Agent conversations are the weakest link. Even with memory retrieval and relationship context, conversations tend toward politeness and repetition after several turns. This is where the static nature of LLM weights becomes most apparent — the agents can't truly learn from conversations, only record them.

Relationship to V0.1 and V0.2

V0.1 asked the question: "Can two LLM-powered agents have a meaningful conversation?"
The answer was: "Not with naive prompting and flat memory."
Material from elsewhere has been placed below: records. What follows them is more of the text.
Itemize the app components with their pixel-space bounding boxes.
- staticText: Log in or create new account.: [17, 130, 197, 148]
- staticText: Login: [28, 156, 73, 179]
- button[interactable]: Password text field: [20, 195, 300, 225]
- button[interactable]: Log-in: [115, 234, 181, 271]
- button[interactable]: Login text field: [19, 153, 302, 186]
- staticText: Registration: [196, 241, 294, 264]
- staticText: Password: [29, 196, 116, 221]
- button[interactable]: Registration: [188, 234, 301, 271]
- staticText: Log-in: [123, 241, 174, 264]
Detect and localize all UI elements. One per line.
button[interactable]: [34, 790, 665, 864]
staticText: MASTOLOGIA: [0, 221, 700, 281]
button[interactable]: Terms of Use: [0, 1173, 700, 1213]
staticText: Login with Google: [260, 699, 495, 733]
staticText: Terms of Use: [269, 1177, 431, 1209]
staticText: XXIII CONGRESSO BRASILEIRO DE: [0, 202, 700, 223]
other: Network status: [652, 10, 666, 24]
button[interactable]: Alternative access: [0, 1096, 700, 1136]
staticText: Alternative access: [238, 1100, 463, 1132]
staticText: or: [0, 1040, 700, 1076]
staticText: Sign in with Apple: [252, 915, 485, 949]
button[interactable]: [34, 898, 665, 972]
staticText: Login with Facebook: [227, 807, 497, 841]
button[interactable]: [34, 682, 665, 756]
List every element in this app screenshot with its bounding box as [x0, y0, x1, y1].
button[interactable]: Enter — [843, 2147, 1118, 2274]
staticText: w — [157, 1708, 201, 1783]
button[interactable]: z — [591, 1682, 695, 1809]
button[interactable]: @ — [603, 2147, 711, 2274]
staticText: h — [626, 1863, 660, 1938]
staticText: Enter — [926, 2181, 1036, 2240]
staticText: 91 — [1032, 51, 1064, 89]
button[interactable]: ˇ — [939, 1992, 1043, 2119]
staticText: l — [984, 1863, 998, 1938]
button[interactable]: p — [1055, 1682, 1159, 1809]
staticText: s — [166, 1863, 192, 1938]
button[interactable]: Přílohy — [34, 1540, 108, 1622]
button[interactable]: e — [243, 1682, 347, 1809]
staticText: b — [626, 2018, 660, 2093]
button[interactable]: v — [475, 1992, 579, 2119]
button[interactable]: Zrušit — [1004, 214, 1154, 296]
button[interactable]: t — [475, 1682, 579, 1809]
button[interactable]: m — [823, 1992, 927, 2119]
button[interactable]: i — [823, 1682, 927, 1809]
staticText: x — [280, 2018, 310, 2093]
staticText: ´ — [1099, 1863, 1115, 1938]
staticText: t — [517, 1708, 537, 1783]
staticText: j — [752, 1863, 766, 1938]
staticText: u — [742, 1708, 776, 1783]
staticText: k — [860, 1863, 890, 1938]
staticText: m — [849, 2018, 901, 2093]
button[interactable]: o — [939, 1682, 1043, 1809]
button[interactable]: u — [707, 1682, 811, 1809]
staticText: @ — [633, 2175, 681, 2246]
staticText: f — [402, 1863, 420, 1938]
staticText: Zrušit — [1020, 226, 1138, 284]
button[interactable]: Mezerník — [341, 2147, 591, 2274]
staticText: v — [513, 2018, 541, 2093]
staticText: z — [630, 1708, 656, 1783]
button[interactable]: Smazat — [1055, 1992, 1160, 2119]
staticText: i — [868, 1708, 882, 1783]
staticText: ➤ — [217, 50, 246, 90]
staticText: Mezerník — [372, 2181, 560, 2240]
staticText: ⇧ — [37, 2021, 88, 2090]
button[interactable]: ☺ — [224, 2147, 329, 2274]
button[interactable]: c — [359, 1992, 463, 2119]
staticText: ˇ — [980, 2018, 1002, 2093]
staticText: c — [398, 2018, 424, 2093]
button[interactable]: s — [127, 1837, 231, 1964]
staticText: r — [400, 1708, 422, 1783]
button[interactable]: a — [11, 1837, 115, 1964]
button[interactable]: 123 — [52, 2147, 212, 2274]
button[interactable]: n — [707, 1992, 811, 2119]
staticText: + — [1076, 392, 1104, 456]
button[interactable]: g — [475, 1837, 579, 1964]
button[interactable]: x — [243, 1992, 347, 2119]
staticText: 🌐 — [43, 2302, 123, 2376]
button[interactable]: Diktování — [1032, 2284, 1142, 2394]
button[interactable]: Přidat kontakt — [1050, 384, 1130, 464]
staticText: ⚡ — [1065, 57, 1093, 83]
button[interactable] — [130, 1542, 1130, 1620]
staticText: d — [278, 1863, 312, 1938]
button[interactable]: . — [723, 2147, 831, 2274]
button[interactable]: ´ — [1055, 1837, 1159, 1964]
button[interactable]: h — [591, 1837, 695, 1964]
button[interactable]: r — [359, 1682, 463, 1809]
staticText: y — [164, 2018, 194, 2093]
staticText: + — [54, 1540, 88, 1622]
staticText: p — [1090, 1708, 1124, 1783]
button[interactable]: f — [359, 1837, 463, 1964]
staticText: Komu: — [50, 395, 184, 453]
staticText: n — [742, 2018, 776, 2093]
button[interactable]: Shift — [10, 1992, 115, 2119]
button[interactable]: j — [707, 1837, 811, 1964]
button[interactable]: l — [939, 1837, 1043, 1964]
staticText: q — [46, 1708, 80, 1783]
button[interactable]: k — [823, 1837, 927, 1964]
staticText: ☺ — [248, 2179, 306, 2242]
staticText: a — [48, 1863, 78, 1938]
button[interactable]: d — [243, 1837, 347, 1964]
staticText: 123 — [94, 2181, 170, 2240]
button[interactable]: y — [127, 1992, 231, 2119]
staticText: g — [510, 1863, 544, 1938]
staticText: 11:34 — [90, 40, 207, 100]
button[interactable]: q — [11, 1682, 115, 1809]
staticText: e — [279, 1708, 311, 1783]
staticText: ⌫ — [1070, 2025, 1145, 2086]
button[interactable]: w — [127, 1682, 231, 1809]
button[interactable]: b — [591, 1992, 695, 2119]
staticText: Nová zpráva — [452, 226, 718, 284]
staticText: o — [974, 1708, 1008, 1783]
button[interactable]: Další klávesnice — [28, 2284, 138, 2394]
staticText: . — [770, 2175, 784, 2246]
V0.11 answered: "What if we implement the full cognitive architecture from the paper?"
The answer: "Yes — with perception, structured retrieval, planning, and reflection, agents behave much more believably."

V0.2 asks: "Can we go beyond the paper? Can agents grow, forget, dream, and rebel?"
V0.2 takes the solid foundation of V0.11 and adds biologically-inspired enhancements: short/long-term memory split, dream-based consolidation, ego evolution, ability checks, and the dissent mechanism. It also moves from Smallville to the original world of TANAPOCIA — Uva Village with its medieval fantasy setting, religious tensions, and hidden bloodlines.